Ligand-Amplified Quantum Tunneling in Polymer-Mediated Artificial Photosystems

Abstract

Quantum tunneling offers a fascinating paradigm for orchestrating spatial charge transport in artificial photosynthesis. However, precisely manipulating electron tunneling across well-defined heterointerfaces remains a formidable challenge, with conventional designs largely confined to classical Semiconductor-Insulator-Metal (S-I-M) architectures. Herein, we report a conceptual endeavor by fundamentally departing from the traditional S-I-M model, constructing a unique and novel Semiconductor-Insulator-Ligand/Metal tunneling platform. Specifically, an ultrathin insulating poly(sodium 4-styrenesulfonate) (PSS) layer is engineered onto a transition metal chalcogenide (TMC, e.g., CdS) substrate. Subsequently, poly(diallyldimethylammonium chloride) (PDDA)-capped metal nanocrystals (M@PDDA, M = Au, Pd) are precisely anchored via electrostatic self-assembly, yielding well-defined TMC@PSS@M@PDDA heterostructures. Distinct from conventional systems, the PDDA ligands synergistically couple with the metal core to form an integrated, highly potent electron capture center driven by the Schottky-junction effect.

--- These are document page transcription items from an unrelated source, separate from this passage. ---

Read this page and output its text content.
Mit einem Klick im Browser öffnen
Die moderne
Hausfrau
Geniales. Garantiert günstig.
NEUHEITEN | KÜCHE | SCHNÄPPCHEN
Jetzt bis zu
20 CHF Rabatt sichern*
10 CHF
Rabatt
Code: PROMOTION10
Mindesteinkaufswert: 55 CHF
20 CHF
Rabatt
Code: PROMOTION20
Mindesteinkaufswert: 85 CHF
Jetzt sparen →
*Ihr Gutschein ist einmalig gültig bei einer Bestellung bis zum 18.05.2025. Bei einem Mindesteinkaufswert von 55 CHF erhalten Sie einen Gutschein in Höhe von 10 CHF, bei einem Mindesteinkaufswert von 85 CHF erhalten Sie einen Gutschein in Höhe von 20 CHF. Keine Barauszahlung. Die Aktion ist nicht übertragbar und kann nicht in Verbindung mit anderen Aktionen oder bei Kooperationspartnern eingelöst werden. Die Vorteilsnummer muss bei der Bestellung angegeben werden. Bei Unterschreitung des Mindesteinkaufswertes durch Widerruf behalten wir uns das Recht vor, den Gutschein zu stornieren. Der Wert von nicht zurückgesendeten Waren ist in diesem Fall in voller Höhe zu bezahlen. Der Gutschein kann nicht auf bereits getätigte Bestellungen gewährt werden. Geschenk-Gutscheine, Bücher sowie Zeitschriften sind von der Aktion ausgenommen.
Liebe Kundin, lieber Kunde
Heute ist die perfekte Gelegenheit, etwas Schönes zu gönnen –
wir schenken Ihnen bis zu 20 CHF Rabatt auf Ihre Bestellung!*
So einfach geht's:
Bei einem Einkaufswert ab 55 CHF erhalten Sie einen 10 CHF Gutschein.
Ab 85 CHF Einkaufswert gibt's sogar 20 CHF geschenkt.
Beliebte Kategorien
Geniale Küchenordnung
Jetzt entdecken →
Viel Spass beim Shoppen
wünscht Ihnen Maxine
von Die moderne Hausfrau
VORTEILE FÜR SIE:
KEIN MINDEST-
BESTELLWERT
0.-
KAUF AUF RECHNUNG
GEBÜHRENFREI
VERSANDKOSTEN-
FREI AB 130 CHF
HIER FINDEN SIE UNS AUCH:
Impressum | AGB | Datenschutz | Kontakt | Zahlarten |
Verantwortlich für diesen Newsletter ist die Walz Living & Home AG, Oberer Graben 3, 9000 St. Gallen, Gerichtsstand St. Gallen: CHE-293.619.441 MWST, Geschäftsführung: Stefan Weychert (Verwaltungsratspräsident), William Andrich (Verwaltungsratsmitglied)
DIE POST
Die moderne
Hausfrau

This unique synergistic driving force triggers non-classical, directional electron tunneling from the photoexcited TMC substrate directly through the insulating PSS barrier. Benefiting from this advantageous Quantum tunneling, TMC@PSS@M@PDDA heterostructures demonstrate significantly enhanced and multifarious visible-light-driven photoredox activities including selective organic transformations and H2O2 production. This work establishes an elegant conceptual paradigm for decoding and customizing quantum tunneling pathways, offering profound fundamental insights into advanced solar energy conversion.